Initial commit

2025-11-30 08:30:10 +08:00
commit f0bd18fb4e
824 changed files with 331919 additions and 0 deletions
--- a/skills/statsmodels/references/discrete_choice.md
+++ b/skills/statsmodels/references/discrete_choice.md
@@ -0,0 +1,669 @@
+# Discrete Choice Models Reference
+
+This document provides comprehensive guidance on discrete choice models in statsmodels, including binary, multinomial, count, and ordinal models.
+
+## Overview
+
+Discrete choice models handle outcomes that are:
+- **Binary**: 0/1, success/failure
+- **Multinomial**: Multiple unordered categories
+- **Ordinal**: Ordered categories
+- **Count**: Non-negative integers
+
+All models use maximum likelihood estimation and assume i.i.d. errors.
+
+## Binary Models
+
+### Logit (Logistic Regression)
+
+Uses logistic distribution for binary outcomes.
+
+**When to use:**
+- Binary classification (yes/no, success/failure)

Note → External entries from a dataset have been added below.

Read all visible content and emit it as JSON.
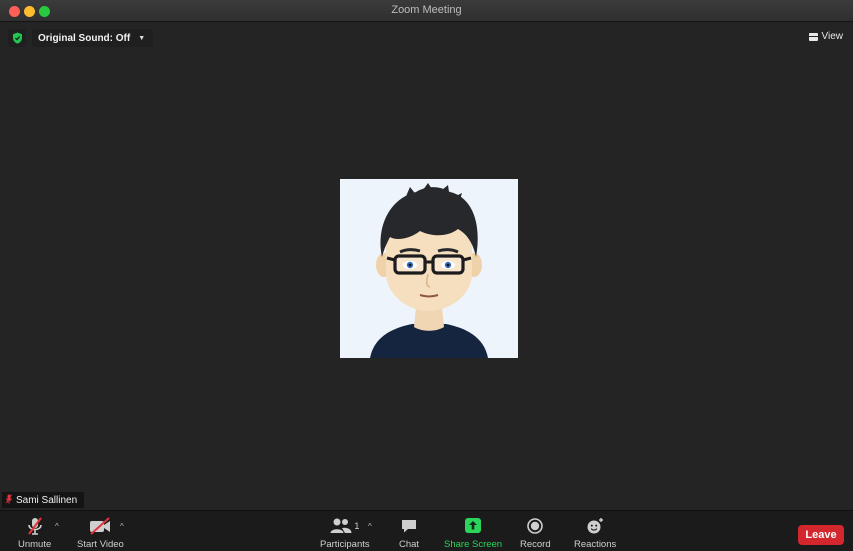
{
  "window": {
    "title": "Zoom Meeting"
  },
  "top_bar": {
    "sound_label": "Original Sound: Off",
    "view_label": "View"
  },
  "participant": {
    "name": "Sami Sallinen"
  },
  "toolbar": {
    "unmute": "Unmute",
    "start_video": "Start Video",
    "participants": "Participants",
    "participants_count": "1",
    "chat": "Chat",
    "share_screen": "Share Screen",
    "record": "Record",
    "reactions": "Reactions",
    "leave": "Leave"
  },
  "colors": {
    "accent_green": "#2bd55b",
    "leave_red": "#d3272d",
    "mute_red": "#e2343b",
    "secure_green": "#23c552"
  },
  "icons": {
    "secure": "shield-check-icon",
    "view": "grid-view-icon",
    "mute": "muted-microphone-icon",
    "video": "video-off-icon",
    "participants": "people-icon",
    "chat": "chat-bubble-icon",
    "share": "share-screen-arrow-icon",
    "record": "record-icon",
    "reactions": "emoji-plus-icon"
  }
}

+- Probability estimation for binary outcomes
+- Interpretable odds ratios
+
+**Model**: P(Y=1|X) = 1 / (1 + exp(-Xβ))
+
+```python
+import statsmodels.api as sm
+from statsmodels.discrete.discrete_model import Logit
+
+# Prepare data
+X = sm.add_constant(X_data)
+
+# Fit model
+model = Logit(y, X)
+results = model.fit()
+
+print(results.summary())
+```
+
+**Interpretation:**
+```python
+import numpy as np
+
+# Odds ratios
+odds_ratios = np.exp(results.params)
+print("Odds ratios:", odds_ratios)
+
+# For 1-unit increase in X, odds multiply by exp(β)
+# OR > 1: increases odds of success
+# OR < 1: decreases odds of success
+# OR = 1: no effect
+
+# Confidence intervals for odds ratios
+odds_ci = np.exp(results.conf_int())
+print("Odds ratio 95% CI:")
+print(odds_ci)
+```
+
+**Marginal effects:**
+```python
+# Average marginal effects (AME)
+marginal_effects = results.get_margeff(at='mean')
+print(marginal_effects.summary())
+
+# Marginal effects at means (MEM)
+marginal_effects_mem = results.get_margeff(at='mean', method='dydx')
+
+# Marginal effects at representative values
+marginal_effects_custom = results.get_margeff(at='mean',
+                                              atexog={'x1': 1, 'x2': 5})
+```
+
+**Predictions:**
+```python
+# Predicted probabilities
+probs = results.predict(X)
+
+# Binary predictions (0.5 threshold)
+predictions = (probs > 0.5).astype(int)
+
+# Custom threshold
+threshold = 0.3
+predictions_custom = (probs > threshold).astype(int)
+
+# For new data
+X_new = sm.add_constant(X_new_data)
+new_probs = results.predict(X_new)
+```
+
+**Model evaluation:**
+```python
+from sklearn.metrics import (classification_report, confusion_matrix,
+                             roc_auc_score, roc_curve)
+
+# Classification report
+print(classification_report(y, predictions))
+
+# Confusion matrix
+print(confusion_matrix(y, predictions))
+
+# AUC-ROC
+auc = roc_auc_score(y, probs)
+print(f"AUC: {auc:.4f}")
+
+# Pseudo R-squared
+print(f"McFadden's Pseudo R²: {results.prsquared:.4f}")
+```
+
+### Probit
+
+Uses normal distribution for binary outcomes.
+
+**When to use:**
+- Binary outcomes
+- Prefer normal distribution assumption
+- Field convention (econometrics often uses probit)
+
+**Model**: P(Y=1|X) = Φ(Xβ), where Φ is standard normal CDF
+
+```python
+from statsmodels.discrete.discrete_model import Probit
+
+model = Probit(y, X)
+results = model.fit()
+
+print(results.summary())
+```
+
+**Comparison with Logit:**
+- Probit and Logit usually give similar results
+- Probit: symmetric, based on normal distribution
+- Logit: slightly heavier tails, easier interpretation (odds ratios)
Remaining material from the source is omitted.